The letter, addressed to NCI Director Harold Varmus, is a response to Varmus’s reply to an earlier letter from members of the House of Representatives.

“We ask you to increase the federal research for stomach cancer in order to stem these dangerous trends,” the Senate letter states.

The letter from the senators, as well as the July 22 letter from 39 House members, was the result of lobbying efforts by Debbie’s Dream Foundation, an advocacy group focused on stomach cancer founded in 2009.

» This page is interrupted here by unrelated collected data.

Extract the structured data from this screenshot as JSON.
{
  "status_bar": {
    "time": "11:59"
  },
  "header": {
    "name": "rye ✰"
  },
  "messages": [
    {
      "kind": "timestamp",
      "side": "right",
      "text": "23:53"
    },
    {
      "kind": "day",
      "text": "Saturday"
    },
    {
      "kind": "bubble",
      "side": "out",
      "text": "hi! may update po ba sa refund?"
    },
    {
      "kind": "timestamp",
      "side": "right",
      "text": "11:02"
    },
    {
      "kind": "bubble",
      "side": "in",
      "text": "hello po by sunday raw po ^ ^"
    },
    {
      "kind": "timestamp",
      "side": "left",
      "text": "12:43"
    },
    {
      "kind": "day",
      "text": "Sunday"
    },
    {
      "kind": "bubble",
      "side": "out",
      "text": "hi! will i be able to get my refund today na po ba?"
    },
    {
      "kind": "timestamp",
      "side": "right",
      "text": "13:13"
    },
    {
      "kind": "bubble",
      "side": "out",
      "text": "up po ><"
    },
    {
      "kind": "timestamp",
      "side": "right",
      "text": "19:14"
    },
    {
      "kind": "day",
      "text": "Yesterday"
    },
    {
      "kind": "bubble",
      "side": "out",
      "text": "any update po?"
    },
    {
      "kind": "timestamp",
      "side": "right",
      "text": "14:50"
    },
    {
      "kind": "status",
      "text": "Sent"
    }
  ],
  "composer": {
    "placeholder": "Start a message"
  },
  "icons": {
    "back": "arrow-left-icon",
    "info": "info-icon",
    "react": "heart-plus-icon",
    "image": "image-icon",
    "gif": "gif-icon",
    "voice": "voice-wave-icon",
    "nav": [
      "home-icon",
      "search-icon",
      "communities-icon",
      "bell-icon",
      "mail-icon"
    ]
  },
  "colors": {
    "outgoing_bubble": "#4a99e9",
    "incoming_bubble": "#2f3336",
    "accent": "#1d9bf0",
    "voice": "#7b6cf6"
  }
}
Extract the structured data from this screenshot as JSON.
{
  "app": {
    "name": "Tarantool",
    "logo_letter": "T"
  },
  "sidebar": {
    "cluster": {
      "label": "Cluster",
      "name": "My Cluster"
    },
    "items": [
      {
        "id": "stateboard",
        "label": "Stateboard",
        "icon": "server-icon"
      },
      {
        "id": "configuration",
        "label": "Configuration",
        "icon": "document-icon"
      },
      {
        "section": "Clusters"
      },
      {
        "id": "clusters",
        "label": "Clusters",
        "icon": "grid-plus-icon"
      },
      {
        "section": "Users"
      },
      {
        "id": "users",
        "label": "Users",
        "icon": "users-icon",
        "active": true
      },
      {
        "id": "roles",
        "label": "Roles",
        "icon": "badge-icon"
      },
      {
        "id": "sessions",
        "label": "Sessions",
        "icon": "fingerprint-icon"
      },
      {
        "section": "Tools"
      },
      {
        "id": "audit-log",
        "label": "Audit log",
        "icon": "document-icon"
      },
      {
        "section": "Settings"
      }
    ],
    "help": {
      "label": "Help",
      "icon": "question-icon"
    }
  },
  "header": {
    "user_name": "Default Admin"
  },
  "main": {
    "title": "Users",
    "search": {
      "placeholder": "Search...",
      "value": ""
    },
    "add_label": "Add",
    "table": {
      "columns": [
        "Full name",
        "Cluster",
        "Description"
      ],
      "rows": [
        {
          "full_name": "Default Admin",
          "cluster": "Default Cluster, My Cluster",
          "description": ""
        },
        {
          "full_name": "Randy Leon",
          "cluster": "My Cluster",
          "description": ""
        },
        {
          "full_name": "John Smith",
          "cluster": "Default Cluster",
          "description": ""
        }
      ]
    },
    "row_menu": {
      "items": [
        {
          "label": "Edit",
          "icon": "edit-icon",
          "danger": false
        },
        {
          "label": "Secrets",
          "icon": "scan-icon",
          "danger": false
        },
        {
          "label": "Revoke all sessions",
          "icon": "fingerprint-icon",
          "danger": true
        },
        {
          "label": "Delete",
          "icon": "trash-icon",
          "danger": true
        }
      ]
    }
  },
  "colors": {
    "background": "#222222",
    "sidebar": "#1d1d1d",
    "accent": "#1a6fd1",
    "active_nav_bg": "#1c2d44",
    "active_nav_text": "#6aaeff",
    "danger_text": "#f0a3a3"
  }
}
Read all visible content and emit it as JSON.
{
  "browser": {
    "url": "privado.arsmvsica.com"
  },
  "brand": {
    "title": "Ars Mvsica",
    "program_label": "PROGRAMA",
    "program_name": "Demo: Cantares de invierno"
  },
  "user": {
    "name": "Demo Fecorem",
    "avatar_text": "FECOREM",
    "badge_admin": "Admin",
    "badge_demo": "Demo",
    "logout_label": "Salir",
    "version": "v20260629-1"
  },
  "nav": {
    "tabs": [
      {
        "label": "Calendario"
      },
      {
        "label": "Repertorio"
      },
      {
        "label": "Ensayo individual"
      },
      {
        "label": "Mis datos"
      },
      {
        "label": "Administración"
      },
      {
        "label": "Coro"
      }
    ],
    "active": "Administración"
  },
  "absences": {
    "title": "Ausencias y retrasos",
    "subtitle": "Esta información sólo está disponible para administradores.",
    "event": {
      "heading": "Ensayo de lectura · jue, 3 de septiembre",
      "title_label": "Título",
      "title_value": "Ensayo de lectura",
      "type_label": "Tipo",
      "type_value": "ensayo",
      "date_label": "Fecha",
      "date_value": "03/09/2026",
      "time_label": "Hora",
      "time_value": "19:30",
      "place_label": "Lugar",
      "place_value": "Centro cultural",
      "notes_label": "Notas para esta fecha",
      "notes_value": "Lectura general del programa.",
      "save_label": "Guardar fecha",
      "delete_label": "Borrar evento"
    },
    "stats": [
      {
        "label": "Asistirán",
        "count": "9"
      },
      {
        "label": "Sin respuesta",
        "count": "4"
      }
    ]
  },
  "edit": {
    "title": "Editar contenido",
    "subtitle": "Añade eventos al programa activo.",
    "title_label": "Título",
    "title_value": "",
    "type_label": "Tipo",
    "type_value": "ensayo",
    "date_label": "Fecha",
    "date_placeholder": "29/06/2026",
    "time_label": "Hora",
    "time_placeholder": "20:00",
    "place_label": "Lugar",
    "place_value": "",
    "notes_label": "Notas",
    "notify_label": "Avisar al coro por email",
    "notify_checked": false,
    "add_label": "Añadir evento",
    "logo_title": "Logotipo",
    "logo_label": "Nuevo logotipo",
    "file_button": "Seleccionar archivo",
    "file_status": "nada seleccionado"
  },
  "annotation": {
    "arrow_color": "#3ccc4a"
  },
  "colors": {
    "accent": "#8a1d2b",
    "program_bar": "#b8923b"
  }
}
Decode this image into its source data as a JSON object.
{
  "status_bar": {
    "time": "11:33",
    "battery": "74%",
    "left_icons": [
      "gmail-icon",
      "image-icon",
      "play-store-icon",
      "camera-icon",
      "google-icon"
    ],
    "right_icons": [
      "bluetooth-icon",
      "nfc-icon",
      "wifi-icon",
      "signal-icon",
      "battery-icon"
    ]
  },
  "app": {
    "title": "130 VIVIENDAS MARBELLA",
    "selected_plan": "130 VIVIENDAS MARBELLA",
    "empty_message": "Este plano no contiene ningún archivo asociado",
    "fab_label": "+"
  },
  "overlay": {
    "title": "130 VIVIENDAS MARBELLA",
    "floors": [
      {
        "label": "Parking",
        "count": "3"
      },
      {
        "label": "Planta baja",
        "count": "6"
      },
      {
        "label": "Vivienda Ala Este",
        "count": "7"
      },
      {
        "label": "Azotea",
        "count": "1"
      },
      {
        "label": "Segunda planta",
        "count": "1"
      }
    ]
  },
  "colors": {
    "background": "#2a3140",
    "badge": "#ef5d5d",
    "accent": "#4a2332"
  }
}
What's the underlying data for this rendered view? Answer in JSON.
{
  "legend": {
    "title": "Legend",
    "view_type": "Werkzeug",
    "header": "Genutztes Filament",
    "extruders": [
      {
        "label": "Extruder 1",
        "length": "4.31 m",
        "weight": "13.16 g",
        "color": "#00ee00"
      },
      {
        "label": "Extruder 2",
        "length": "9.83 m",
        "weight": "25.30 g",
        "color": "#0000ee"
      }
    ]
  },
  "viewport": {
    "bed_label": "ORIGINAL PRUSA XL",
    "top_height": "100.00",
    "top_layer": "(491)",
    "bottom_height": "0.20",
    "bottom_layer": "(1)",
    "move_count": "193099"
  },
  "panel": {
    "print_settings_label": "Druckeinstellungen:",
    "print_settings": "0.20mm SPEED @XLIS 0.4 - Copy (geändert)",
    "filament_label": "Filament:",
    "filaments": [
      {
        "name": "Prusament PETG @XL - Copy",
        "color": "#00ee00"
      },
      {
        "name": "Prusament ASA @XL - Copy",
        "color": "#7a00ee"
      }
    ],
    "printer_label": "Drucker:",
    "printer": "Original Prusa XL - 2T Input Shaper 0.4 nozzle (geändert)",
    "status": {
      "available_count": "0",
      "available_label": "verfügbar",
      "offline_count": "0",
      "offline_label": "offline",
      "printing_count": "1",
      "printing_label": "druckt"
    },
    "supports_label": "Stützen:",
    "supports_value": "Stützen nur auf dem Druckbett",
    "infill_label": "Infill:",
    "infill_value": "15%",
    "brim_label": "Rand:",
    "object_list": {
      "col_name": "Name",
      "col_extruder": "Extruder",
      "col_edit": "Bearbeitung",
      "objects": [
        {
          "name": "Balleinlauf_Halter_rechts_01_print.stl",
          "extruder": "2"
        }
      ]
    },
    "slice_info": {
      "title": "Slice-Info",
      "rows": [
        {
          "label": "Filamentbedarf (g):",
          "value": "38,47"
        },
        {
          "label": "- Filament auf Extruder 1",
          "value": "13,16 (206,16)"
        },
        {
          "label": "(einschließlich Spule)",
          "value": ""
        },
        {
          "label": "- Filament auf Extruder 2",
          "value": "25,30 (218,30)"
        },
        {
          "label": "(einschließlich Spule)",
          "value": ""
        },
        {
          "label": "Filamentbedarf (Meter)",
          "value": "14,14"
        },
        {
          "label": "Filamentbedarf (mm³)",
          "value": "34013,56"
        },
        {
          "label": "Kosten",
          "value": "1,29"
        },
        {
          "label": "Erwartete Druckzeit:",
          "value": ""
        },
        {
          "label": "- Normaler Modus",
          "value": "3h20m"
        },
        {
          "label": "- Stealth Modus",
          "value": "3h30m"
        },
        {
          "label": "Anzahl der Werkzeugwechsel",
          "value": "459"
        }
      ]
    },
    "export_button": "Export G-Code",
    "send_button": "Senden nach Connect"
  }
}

“We met with a number of representatives and we got tremendous interest from the members of Congress who talked to their constituents who are facing this,” DDF Advocacy Committee Chair Kristin Fitzgerald said to The Cancer Letter. “We particularly want to advocate that stomach cancer is rising in young people—it had primarily been a disease of older people in the past, but that trend is really changing.”

The Senate letter was signed by: Sens. Mark Kirk (R-Ill.), Sherrod Brown (D-Ohio), Robert Menendez (D-N.J.), Marco Rubio (R-Fla.), and Brian Schatz (D-Hawaii).

Jon Retzlaff, managing director of science policy and government affairs at the American Association for Cancer Research, said earmarking for specific diseases is harmful to research.

“Because of the broad scope of the AACR, we are very concerned about all of the more than 200 different types of cancer,” Retzlaff said to The Cancer Letter. “In fact, in 2013, more than 580,350 Americans will die from one of these more than 200 types of cancer.

“Therefore, while we can certainly understand and appreciate the interest and need for advocacy groups to draw attention to their particular disease, we also don’t believe earmarking for one particular type of cancer is advisable, especially when so much of the funding from NIH and NCI is in vital discovery research, which benefits all diseases.